JAKARTA - Ketua Komisi Kajian Ketatanegaraan MPR RI, Taufik Basari, menekankan pentingnya meninjau kembali relevansi TAP MPR Nomor 1 Tahun 2003 dalam konteks politik Indonesia saat ini. Ia mengingatkan bahwa ketetapan tersebut lahir dari semangat reformasi 1998 yang harus tetap menjadi pedoman penyelenggara negara.
“Kalau rakyat merasa amanahnya tidak dijalankan, berarti ada masalah. Masalah utama adalah soal etika berbangsa,” ujar Taufik dalam Diskusi Konstitusi dan Demokrasi Indonesia bertema "Evaluasi Keberadaan TAP MPR 1/2023 Tentang Peninjauan Terhadap Materi dan Status Hukum Ketetapan MPRS/MPR Tahun 1960 s/d 2002", di Kompleks Parlemen, Senayan, Jakarta, Rabu (17//92025).

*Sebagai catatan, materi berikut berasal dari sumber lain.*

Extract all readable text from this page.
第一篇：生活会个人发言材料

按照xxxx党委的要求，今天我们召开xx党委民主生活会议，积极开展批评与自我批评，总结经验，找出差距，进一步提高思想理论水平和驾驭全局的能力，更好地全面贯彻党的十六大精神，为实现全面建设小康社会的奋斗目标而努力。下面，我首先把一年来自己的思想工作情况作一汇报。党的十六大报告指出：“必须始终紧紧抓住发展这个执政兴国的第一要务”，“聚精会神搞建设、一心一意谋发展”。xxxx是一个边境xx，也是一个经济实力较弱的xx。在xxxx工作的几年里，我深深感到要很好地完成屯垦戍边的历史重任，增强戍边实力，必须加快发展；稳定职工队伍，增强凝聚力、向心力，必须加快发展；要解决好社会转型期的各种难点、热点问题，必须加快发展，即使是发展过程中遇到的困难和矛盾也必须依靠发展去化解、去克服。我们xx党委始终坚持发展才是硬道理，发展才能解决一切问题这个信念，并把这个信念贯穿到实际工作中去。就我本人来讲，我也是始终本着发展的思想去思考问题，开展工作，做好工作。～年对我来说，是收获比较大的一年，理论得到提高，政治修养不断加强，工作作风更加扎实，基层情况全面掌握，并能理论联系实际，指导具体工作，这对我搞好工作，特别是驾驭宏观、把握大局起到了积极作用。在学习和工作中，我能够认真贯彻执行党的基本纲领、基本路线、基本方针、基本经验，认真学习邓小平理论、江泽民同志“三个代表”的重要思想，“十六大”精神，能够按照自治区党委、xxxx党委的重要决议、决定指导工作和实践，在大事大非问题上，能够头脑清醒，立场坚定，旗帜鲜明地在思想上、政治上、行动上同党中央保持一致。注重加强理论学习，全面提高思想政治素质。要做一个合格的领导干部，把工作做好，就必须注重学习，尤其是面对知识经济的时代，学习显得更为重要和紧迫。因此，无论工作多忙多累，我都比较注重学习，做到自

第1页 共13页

Menurutnya, banyak TAP MPR yang masih relevan untuk dijadikan rujukan, terutama yang berkaitan dengan pemberantasan korupsi, kolusi, dan nepotisme (KKN), rekomendasi kebijakan antikorupsi, serta etika kehidupan berbangsa. Tiga ketetapan ini, kata dia, seharusnya menjadi refleksi bagi para pemegang kekuasaan.
Taufik menyinggung gejala politik belakangan ini yang ditandai dengan meningkatnya kritik publik dan aksidemonstrasi. Kondisi tersebut, menurutnya, merupakan tanda bahwa aspirasi rakyat belum sepenuhnya terakomodasi.
“Praktik oligarki tidak boleh dibiarkan. Kekuasaan harus dikembalikan ke rakyat sesuai konstitusi,” tegas politisi dari Partai NasDem itu lagi.
Ia menjelaskan, TAP MPR Nomor 1 Tahun 2003 lahir dari amanat perubahan UUD 1945 periode 1999–2002. Dalam TAP itu, MPR menetapkan daftar ketetapan yang masih berlaku, dicabut, atau berlaku sementara. Taufik menilai, sebagian TAP MPR masih relevan dan tidak boleh diabaikan hanya karena muncul undang-undang baru.
“Semangat reformasi 1998 harus tetap menjadi fondasi. Kita ingin negara yang demokratis, bukan kembali ke praktik otoriter atau sentralistik,” ujar Taufik seraya mengajak seluruh elemen bangsa, baik penyelenggara negara maupun masyarakat, untuk menempatkan kembali etika, demokrasi, dan kedaulatan rakyat sebagai landasan utama kehidupan berbangsa dan bernegara.